I took a deep breath. “Masturbation, I guess.”

“Oh Ted, don’t be embarrassed. All boys your age masturbate. You shouldn’t feel guilty about it at all. In fact, it’s a known fact that most men masturbate their entire lives — even into their 80′ and 90’s. You should just relax and feel good about making it an important part of your life. It doesn’t cost anything and it feels great, doesn’t it?”

“I guess so.”

“Of course it does. Now, about how often would you say you play with yourself?”

“Do you really need to know that?”

“Yes Ted, you can see it’s right here on the form.”

“Well, I guess almost every day. Sometimes more.”

“That’s not at all excessive — even assuming you really do it more than that. Most boys won’t admit to how often they masturbate. But that’s not important right now. Have you let a girlfriend do it to you, or have you done it while someone else watches?”

“No miss. I’d be way too embarrassed to do that.”

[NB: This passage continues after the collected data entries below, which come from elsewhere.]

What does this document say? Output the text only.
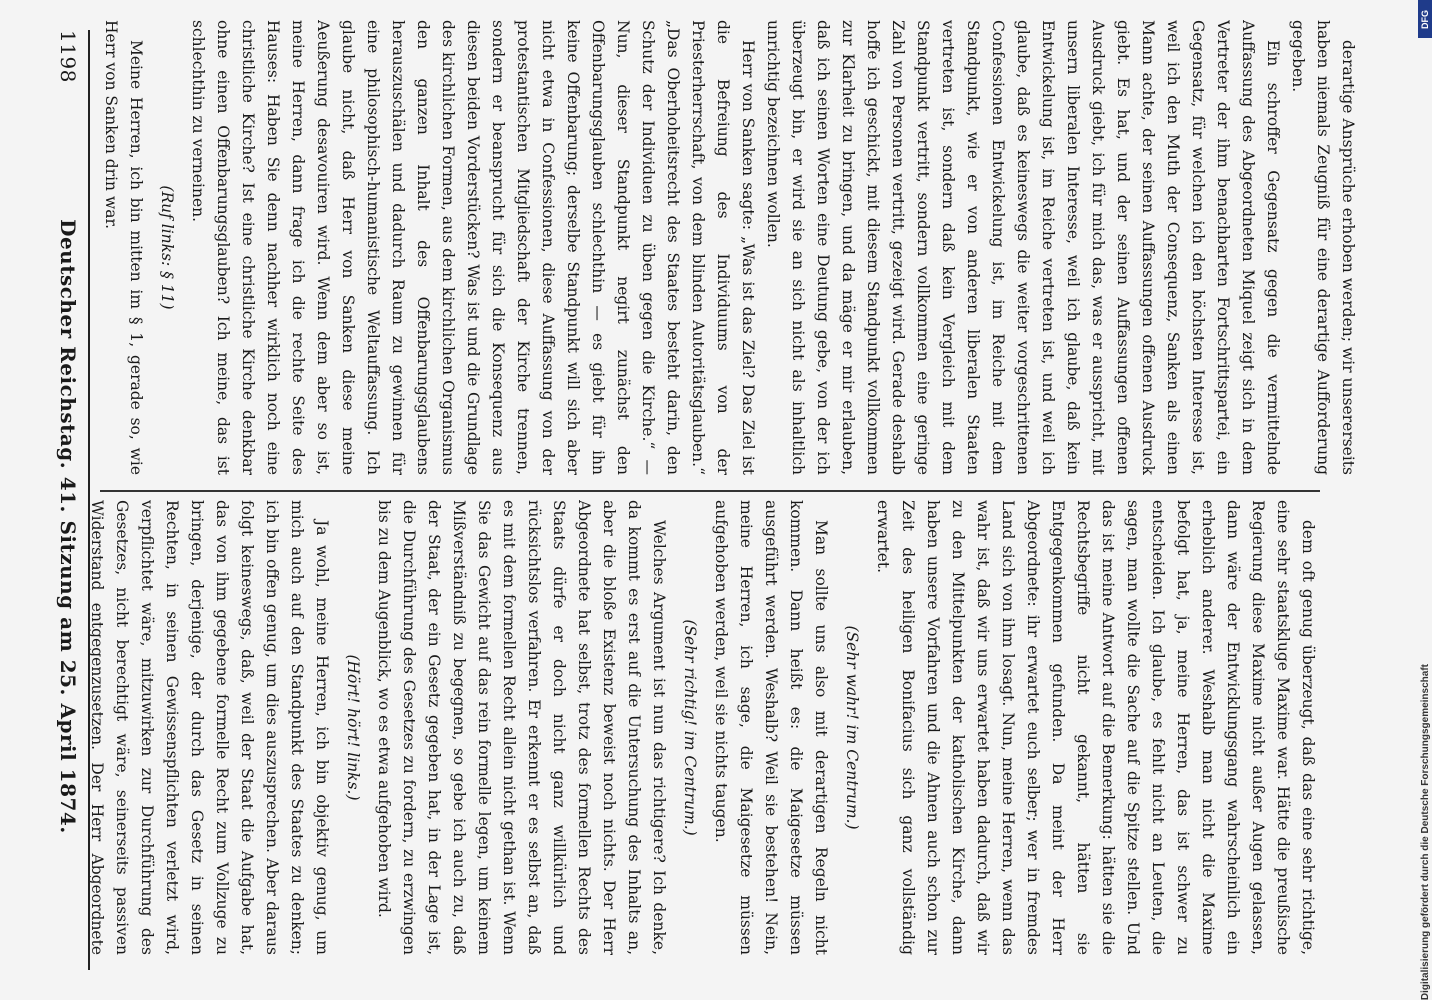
derartige Ansprüche erhoben werden; wir unsererseits haben niemals Zeugniß für eine derartige Aufforderung gegeben.
Ein schroffer Gegensatz gegen die vermittelnde Auffassung des Abgeordneten Miquel zeigt sich in dem Vertreter der ihm benachbarten Fortschrittspartei, ein Gegensatz, für welchen ich den höchsten Interesse ist, weil ich den Muth der Consequenz, Sanken als einen Mann achte, der seinen Auffassungen offenen Ausdruck giebt. Es hat, und der seinen Auffassungen offenen Ausdruck giebt, ich für mich das, was er ausspricht, mit unsern liberalen Interesse, weil ich glaube, daß kein Entwickelung ist, im Reiche vertreten ist, und weil ich glaube, daß es keineswegs die weiter vorgeschrittenen Confessionen Entwickelung ist, im Reiche mit dem Standpunkt, wie er von anderen liberalen Staaten vertreten ist, sondern daß kein Vergleich mit dem Standpunkt vertritt, sondern vollkommen eine geringe Zahl von Personen vertritt, gezeigt wird. Gerade deshalb hoffe ich geschickt, mit diesem Standpunkt vollkommen zur Klarheit zu bringen, und da mäge er mir erlauben, daß ich seinen Worten eine Deutung gebe, von der ich überzeugt bin, er wird sie an sich nicht als inhaltlich unrichtig bezeichnen wollen.
Herr von Sanken sagte: „Was ist das Ziel? Das Ziel ist die Befreiung des Individuums von der Priesterherrschaft, von dem blinden Autoritätsglauben.“ „Das Oberhoheitsrecht des Staates besteht darin, den Schutz der Individuen zu üben gegen die Kirche.“ — Nun, dieser Standpunkt negirt zunächst den Offenbarungsglauben schlechthin — es giebt für ihn keine Offenbarung; derselbe Standpunkt will sich aber nicht etwa in Confessionen, diese Auffassung von der protestantischen Mitgliedschaft der Kirche trennen, sondern er beansprucht für sich die Konsequenz aus diesen beiden Vorderstücken? Was ist und die Grundlage des kirchlichen Formen, aus dem kirchlichen Organismus den ganzen Inhalt des Offenbarungsglaubens herauszuschälen und dadurch Raum zu gewinnen für eine philosophisch-humanistische Weltauffassung. Ich glaube nicht, daß Herr von Sanken diese meine Aeußerung desavouiren wird. Wenn dem aber so ist, meine Herren, dann frage ich die rechte Seite des Hauses: Haben Sie denn nachher wirklich noch eine christliche Kirche? Ist eine christliche Kirche denkbar ohne einen Offenbarungsglauben? Ich meine, das ist schlechthin zu verneinen.
(Ruf links: § 11)
Meine Herren, ich bin mitten im § 1, gerade so, wie Herr von Sanken drin war.
dem oft genug überzeugt, daß das eine sehr richtige, eine sehr staatskluge Maxime war. Hätte die preußische Regierung diese Maxime nicht außer Augen gelassen, dann wäre der Entwicklungsgang wahrscheinlich ein erheblich anderer. Weshalb man nicht die Maxime befolgt hat, ja, meine Herren, das ist schwer zu entscheiden. Ich glaube, es fehlt nicht an Leuten, die sagen, man wollte die Sache auf die Spitze stellen. Und das ist meine Antwort auf die Bemerkung: hätten sie die Rechtsbegriffe nicht gekannt, hätten sie Entgegenkommen gefunden. Da meint der Herr Abgeordnete: ihr erwartet euch selber; wer in fremdes Land sich von ihm losagt. Nun, meine Herren, wenn das wahr ist, daß wir uns erwartet haben dadurch, daß wir zu den Mittelpunkten der katholischen Kirche, dann haben unsere Vorfahren und die Ahnen auch schon zur Zeit des heiligen Bonifacius sich ganz vollständig erwartet.
(Sehr wahr! im Centrum.)
Man sollte uns also mit derartigen Regeln nicht kommen. Dann heißt es: die Maigesetze müssen ausgeführt werden. Weshalb? Weil sie bestehen! Nein, meine Herren, ich sage, die Maigesetze müssen aufgehoben werden, weil sie nichts taugen.
(Sehr richtig! im Centrum.)
Welches Argument ist nun das richtigere? Ich denke, da kommt es erst auf die Untersuchung des Inhalts an, aber die bloße Existenz beweist noch nichts. Der Herr Abgeordnete hat selbst, trotz des formellen Rechts des Staats dürfe er doch nicht ganz willkürlich und rücksichtslos verfahren. Er erkennt er es selbst an, daß es mit dem formellen Recht allein nicht gethan ist. Wenn Sie das Gewicht auf das rein formelle legen, um keinem Mißverständniß zu begegnen, so gebe ich auch zu, daß der Staat, der ein Gesetz gegeben hat, in der Lage ist, die Durchführung des Gesetzes zu fordern, zu erzwingen bis zu dem Augenblick, wo es etwa aufgehoben wird.
(Hört! hört! links.)
Ja wohl, meine Herren, ich bin objektiv genug, um mich auch auf den Standpunkt des Staates zu denken; ich bin offen genug, um dies auszusprechen. Aber daraus folgt keineswegs, daß, weil der Staat die Aufgabe hat, das von ihm gegebene formelle Recht zum Vollzuge zu bringen, derjenige, der durch das Gesetz in seinen Rechten, in seinen Gewissenspflichten verletzt wird, verpflichtet wäre, mitzuwirken zur Durchführung des Gesetzes, nicht berechtigt wäre, seinerseits passiven Widerstand entgegenzusetzen. Der Herr Abgeordnete
1198
Deutscher Reichstag. 41. Sitzung am 25. April 1874.	Digitalisierung gefördert durch die Deutsche Forschungsgemeinschaft
DFG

“Another honest answer. Very good. But you should try to overcome that shyness. Mutual masturbation is a wonderful thing to practice as part of a healthy sexual relationship. You should try it.”

“OK, I will,” I lied.

“Well maybe after the last part of your exam you won’t find it so difficult. Now the very last thing I need from you is a semen sample. We can kill two birds with one stone by having you masturbate into this cup while I watch. Actually, come to think of it, we only need a few drops, so you don’t have to worry at all. I’ll just gather some of your ejaculate wherever it lands put it in the cup for you. That should be plenty for the lab to do a sperm count. Now you just relax and try to enjoy the experience. Go ahead, don’t be afraid.”

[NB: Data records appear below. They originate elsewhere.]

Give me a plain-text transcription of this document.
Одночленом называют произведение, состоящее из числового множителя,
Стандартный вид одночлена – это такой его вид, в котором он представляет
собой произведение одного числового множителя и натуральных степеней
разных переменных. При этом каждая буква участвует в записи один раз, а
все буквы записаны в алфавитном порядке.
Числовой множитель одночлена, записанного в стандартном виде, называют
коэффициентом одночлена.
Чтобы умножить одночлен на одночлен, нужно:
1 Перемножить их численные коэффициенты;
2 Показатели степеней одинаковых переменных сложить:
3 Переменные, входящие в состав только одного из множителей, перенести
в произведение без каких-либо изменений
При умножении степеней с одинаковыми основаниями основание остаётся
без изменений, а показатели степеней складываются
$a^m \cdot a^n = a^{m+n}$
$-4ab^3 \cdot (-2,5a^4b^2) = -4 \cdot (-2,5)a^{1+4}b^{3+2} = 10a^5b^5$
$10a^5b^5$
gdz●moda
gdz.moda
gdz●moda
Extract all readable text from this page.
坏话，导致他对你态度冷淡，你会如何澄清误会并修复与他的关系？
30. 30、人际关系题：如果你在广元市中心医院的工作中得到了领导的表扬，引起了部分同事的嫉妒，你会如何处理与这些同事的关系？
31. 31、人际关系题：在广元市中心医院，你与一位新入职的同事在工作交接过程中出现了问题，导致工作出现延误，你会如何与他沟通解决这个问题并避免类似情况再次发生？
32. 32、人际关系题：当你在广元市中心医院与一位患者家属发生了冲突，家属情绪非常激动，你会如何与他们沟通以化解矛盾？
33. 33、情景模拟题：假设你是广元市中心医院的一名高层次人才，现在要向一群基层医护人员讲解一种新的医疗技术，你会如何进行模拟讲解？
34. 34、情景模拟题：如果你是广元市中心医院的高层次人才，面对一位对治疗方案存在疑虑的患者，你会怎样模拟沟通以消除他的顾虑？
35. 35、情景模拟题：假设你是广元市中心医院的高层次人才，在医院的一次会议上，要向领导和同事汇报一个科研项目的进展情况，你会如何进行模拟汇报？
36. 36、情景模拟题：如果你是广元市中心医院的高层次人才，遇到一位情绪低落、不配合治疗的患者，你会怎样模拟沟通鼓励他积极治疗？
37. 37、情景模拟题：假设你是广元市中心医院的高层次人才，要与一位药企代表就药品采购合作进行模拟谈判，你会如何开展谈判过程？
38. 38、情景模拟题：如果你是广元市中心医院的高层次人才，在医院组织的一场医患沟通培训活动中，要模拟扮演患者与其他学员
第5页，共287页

My erection was now at a sold 12. I wished she would measure me again. Yielding to the troughs dictated by my testosterone levels, I began to demonstrate for my beautiful young observer. I used my two-handed method — alternately sliding one hand and then the other down my shaft, making firm contact with my corona with each pass.

“That’s right. Now just relax and keep going.”

Sweat was beginning to accumulate on my forehead. I knew this was not going to take long.

“You’re doing great, Ted. Your scrotum is retracted, so I expect you’re getting close. Think about how you’re doing it while I watch, and enjoy the fireworks.”

I switched to my one-handed technique and increased the pressure and speed of my stroking. The wonderful feeling was building…spreading from my extremities to my cock. Oh my God, I was going to cum!!!!!!”

Impressive streams of white goo squirted out all over my stomach, legs and chest. It was one of the most intense orgasms I had ever experienced. I fell back, totally spent — almost forgetting where I was.

“That was wonderful Ted. Now I’ll just take some of this to the lab and your chart will be complete. And let me give you a little advice from the female perspective. Lot’s of times it’s easier for a girl to ease into a sexual relationship by watching a guy masturbate, or maybe helping him do it, than it is to jump right into fucking. Be a little patient, and you’ll get a lot farther than if you try to push things too fast. And besides, doing it while someone watches can be an intense turn on. My boyfriend gets an immediate hard on whenever I touch my pussy for him. Now have a great four years!”

That sounded like sound advice to me!